Was kostet eigentlich ein Kilometer Radweg?

Und was kostet im Vergleich dazu ein Kilometer Autobahn? Gern skandalisiert man die Kosten für Radinfrastruktur als teuer,  nie aber die für den Autoverkehr. 

In Berlin macht der neue Abschnitt der A 100 von Treptow nach Neuköln von sich reden, der nichts anderes tut, als Stau zu produzieren, weil er Autoverkehr in die Innenstadt zieht, die darauf nicht vorbereitet ist. Das ist der Flaschenhalseffekt von mehrspurigen Zubringern. Stadtautobahnen erzeugen immer Stau. Die 3,2 Kilometer in Berlin kosten (Stand jetzt) 721 Millionen Euro und gelten damit als der teuerste Autobahnabschnitt Deutschlands, wobei sich bei der Endabrechnung die Kosten noch erhöhen könnten. Ein Kilometer kostet damit rund 225 Millionen Euro. Die A100 soll trotzdem noch weiter ausgebaut werden und den Autoverkehr in den Brenzlauer Berg schütten. 1,8 Milliarden Euro soll das kosten. Der Bund der Steuerzahler hätte viel Material für sein Schwarzbuch, das sich dieses Jahr auf die Folgekosten von Projekten fokussieren will. 

Ausgaben für den Artenschutz und Radverkehr finden statt dessen den Weg ins Schwarzbuch. 

So kritisiert der Bund der Steuerzahler die Machbarkeitsstudie und Vorplanung ihn Höhe von rund 260.00 Euro für einen Radweg durch den Flughafentunnel als Verschwendung. Die Kritik wäre wohl ausgeblieben, wenn die Politik sich hätte entschließen können, die schönen Pläne auch umzusetzen. Doch man mochte sich nicht vorstellen, dass weniger Autos (oder gar keine) durch diese Verbindung fahren, für die es, anders als für Radfahrende, andere Fahrwege gibt, die kaum mehr Zeit kosten. Dass nun die sehr umwegigen  Feldwege rund um den Flughafen herum fürs Radfahren hergerichtet werden sollen, findet er gut, denn das ist billig. Machbarkeitsstudien und Voruntersuchungen gibt es aber immer, wenn die Politik über Verkehrsprojekte nachdenkt, und sie kosten immer Geld. Dass eine solche Studie unterblieb, wirft der BdS Baden-Baden vor, das für 100.000 Euro eine Fahrradstraße markierte, die ein Jahr später für 5000 Euro wieder in den vorigen Zustand als Tempo-30-Straße zurückversetzt wurde (allerdings mit Schutzstreifen). Eine Verkehrszählung hatte man nicht gemacht, und es fuhren auf der Fahrradstraße zu wenige Radler:innen und viel zu viele Autofahrende, die dort nicht fahren durften. Auch der Versuch Dresdens, Radfahrenden einen Weg über die Elbbrücke Das blaue Wunder per Radfahrstreifen zu ebnen, wird angeprangert. Er kostete knapp 200.000 Euro und wurde nach drei Wochen abgebrochen, weil das Geschrei der Autofahrenden zu laut war und man nicht die Nerven hatte, abzuwarten, bis die Autofahrenden sich andere Wege gesucht hatten. Eine schlechte Planung im Bereich Autoverkehr kostet allerdings gleich 10 Millionen Euro, wie der Bau einer Brücke in Sachsen zeigt. 

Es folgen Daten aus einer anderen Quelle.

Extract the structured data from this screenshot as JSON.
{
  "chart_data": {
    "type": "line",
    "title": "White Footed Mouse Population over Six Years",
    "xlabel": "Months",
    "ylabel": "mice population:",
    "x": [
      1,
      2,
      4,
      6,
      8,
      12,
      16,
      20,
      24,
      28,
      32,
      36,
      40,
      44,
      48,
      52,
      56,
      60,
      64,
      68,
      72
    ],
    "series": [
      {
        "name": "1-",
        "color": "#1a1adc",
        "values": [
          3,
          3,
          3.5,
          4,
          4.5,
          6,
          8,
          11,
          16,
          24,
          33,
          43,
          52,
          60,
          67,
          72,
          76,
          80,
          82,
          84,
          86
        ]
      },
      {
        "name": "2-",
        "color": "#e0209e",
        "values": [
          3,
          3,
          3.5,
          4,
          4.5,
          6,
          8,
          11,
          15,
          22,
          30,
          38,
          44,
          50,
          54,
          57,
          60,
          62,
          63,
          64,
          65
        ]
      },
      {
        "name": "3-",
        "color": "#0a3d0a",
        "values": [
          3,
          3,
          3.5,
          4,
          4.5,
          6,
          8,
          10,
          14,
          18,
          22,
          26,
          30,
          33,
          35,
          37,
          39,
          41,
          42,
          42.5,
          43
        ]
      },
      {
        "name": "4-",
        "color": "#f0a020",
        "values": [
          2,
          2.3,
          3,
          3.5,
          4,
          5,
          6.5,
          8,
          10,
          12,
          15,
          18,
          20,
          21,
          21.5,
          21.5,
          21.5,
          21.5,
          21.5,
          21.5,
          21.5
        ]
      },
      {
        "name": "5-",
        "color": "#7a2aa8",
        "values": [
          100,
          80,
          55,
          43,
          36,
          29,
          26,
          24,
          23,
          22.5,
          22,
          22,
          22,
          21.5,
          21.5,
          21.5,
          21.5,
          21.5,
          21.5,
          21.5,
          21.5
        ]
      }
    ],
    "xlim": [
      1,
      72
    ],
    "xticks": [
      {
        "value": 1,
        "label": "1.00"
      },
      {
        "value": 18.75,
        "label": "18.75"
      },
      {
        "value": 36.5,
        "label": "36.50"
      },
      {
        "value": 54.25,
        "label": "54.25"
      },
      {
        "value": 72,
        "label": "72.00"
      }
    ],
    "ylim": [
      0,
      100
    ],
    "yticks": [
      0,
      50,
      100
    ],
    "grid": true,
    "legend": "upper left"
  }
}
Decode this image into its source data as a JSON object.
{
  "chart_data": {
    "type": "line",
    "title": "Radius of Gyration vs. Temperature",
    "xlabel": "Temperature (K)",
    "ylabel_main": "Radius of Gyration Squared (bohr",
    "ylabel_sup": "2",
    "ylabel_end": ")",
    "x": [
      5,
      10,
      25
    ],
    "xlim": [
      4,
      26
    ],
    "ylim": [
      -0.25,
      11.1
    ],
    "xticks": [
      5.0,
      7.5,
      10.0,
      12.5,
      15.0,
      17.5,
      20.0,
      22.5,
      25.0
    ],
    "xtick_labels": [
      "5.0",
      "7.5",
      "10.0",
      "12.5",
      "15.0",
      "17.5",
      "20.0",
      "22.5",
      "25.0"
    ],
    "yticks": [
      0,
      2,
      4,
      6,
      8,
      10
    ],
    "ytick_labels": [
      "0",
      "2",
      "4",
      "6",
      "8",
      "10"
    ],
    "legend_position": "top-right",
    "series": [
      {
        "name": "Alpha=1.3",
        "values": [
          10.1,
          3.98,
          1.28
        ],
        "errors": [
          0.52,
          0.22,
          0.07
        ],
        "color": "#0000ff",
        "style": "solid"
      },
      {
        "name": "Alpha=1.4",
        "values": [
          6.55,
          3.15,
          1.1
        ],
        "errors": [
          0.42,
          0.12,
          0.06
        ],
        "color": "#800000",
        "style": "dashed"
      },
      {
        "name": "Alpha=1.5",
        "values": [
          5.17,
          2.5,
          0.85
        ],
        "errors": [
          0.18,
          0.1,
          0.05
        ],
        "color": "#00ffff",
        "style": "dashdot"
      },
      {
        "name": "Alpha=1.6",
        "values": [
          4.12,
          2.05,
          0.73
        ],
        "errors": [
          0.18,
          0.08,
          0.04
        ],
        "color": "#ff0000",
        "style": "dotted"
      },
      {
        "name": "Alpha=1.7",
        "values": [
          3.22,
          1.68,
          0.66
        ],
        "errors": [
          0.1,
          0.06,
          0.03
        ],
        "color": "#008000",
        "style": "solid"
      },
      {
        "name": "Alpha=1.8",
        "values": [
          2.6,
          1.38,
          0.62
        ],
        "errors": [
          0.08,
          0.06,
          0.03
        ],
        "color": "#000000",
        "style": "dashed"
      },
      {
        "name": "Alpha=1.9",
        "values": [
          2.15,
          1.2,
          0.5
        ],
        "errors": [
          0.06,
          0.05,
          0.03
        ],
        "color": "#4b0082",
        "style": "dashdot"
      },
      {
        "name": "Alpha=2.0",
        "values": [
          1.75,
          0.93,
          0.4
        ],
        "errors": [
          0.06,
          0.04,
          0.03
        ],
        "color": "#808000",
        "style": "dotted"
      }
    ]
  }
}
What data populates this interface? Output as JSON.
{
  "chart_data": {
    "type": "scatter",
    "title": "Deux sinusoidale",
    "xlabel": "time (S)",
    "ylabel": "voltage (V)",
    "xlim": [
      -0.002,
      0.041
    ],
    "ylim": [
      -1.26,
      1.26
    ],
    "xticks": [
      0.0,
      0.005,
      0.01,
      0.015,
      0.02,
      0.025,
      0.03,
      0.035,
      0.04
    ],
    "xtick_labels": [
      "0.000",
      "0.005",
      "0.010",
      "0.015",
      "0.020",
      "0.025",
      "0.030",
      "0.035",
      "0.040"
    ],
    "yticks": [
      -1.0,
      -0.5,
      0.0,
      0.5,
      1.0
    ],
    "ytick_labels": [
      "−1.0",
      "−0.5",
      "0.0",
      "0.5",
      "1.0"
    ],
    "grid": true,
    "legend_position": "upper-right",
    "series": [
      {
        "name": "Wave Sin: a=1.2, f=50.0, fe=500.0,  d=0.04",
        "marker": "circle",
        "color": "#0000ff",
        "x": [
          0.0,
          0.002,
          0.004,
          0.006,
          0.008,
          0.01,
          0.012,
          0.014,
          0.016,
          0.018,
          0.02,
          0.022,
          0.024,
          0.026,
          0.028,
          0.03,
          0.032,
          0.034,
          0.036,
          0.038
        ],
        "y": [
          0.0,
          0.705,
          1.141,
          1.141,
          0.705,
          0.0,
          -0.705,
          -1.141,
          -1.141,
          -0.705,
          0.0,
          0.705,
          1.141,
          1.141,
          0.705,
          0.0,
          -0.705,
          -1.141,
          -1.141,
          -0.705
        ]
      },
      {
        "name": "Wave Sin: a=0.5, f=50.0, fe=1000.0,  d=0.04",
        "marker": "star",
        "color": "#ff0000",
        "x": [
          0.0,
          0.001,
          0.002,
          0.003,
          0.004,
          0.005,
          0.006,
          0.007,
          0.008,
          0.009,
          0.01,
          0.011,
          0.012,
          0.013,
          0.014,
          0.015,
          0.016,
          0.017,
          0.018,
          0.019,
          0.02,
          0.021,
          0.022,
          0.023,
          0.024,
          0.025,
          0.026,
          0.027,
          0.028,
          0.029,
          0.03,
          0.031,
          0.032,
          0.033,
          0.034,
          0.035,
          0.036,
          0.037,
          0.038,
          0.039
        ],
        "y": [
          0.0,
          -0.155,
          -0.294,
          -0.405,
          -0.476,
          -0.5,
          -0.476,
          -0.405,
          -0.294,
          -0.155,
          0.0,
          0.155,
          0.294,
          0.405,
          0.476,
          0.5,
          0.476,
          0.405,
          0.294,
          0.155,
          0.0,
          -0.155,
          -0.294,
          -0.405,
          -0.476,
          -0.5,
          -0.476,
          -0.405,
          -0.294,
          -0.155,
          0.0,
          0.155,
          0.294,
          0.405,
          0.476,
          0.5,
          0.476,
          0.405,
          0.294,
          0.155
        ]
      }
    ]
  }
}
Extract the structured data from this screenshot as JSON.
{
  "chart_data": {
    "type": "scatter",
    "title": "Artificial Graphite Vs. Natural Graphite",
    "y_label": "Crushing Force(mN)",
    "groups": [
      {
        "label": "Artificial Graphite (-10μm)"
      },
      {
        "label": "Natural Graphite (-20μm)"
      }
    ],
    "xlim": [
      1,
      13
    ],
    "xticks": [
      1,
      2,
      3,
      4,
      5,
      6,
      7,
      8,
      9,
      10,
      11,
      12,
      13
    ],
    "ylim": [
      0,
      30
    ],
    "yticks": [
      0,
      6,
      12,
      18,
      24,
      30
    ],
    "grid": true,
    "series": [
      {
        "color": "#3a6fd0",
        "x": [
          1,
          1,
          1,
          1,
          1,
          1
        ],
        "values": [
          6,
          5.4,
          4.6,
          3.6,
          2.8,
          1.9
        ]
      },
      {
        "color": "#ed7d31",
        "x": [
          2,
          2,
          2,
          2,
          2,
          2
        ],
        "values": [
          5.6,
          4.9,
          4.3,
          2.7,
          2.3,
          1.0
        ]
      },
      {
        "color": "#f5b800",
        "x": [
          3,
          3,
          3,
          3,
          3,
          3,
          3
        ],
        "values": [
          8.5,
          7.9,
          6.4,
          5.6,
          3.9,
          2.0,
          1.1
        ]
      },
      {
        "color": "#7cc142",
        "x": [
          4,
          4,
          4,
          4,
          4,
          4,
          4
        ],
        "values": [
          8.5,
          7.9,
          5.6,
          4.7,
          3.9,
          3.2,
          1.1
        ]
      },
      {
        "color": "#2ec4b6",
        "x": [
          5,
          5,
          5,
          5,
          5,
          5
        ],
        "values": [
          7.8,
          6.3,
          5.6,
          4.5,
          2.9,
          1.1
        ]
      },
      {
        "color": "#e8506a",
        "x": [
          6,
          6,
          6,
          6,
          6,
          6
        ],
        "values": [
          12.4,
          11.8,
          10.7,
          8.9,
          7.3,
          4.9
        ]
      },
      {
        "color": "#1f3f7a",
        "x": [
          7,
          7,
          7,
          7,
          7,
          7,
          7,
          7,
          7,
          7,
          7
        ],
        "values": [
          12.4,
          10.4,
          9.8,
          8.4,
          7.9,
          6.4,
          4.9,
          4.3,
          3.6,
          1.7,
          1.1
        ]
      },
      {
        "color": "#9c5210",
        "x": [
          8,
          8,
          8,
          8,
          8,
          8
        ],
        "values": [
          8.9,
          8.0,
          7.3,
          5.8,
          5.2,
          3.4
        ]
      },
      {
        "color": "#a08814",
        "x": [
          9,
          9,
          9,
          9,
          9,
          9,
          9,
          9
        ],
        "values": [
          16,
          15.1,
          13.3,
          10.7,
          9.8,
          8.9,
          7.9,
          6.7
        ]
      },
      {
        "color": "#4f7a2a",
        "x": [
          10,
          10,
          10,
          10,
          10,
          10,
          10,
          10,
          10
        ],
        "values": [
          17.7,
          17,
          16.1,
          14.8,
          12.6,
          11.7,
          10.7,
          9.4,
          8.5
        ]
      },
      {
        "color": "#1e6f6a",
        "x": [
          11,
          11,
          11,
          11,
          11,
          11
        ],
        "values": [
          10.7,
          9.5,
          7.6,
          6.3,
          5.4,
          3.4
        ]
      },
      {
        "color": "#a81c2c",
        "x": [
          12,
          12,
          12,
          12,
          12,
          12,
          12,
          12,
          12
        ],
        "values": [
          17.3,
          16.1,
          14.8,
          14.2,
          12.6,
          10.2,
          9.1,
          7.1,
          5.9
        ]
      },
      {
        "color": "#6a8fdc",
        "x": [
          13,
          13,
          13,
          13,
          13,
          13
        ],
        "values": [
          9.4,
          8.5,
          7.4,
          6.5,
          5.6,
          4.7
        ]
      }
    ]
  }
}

In den Medien skandalisiert wurde jedoch die fertige und funktionierende Radbrücke von Tübingen, die 16 Millionen Euro gekostet hat, und zwar, weil sie für 300.000 Euro eine Heizung bekommen hat, die bei Frost die Fahrbahn abtaut. Das spart den Einsatz von Räumfahrzeugen und Salz und schützt die Brücke vor Korrosion. Es spart übrigens auch Krankenhauskosten, wenn Radfahrenden, die am frühen Morgen unterwegs sind, nicht auf noch nicht gestreuter Brücke stürzen. 

Normale Radwege (nicht Radfahrstreifen) kosten pro Kilometer in Deutschland zwischen 500.000 und 900.000 Euro, je nachdem, was alles umgebraut werden muss. Ein Kilometer Autostraße kostet immer das Vielfache, nämlich zwischen 6 und 20 Millionen Euro, kann aber auch mal bei über 100 Millionen oder auch mal 200 liegen. 

Der Radverkehr bringt einer Stadt, abgesehen davon, dass seine Infrastruktur im Vergleich zur Autoinfrastruktur billig ist, zusätzliche Gewinne. Wer mit dem Rad fährt, fährt schon mal nicht mit dem Auto und beteiligt sich nicht am Stau und ist damit auch nicht für die Folgekosten von Autostaus verantwortlich. Fahrräder sind leise und emittieren keine Schadstoffe, Radfahrende sind gesünder als Autofahrende und melden sich seltener krank, was der Wirtschaft nützt. Radfahrende sind für den lokalen Handel auch die bessere Kundschaft. Sie kommen öfter, kaufen mehr und brauchen dafür keine großen Parkplätze oder Parkhäuser. Wenn viele das Rad statt das Auto nutzen, spart man auch beim Wohnungsbau die teuren Stellplätze für Autos. 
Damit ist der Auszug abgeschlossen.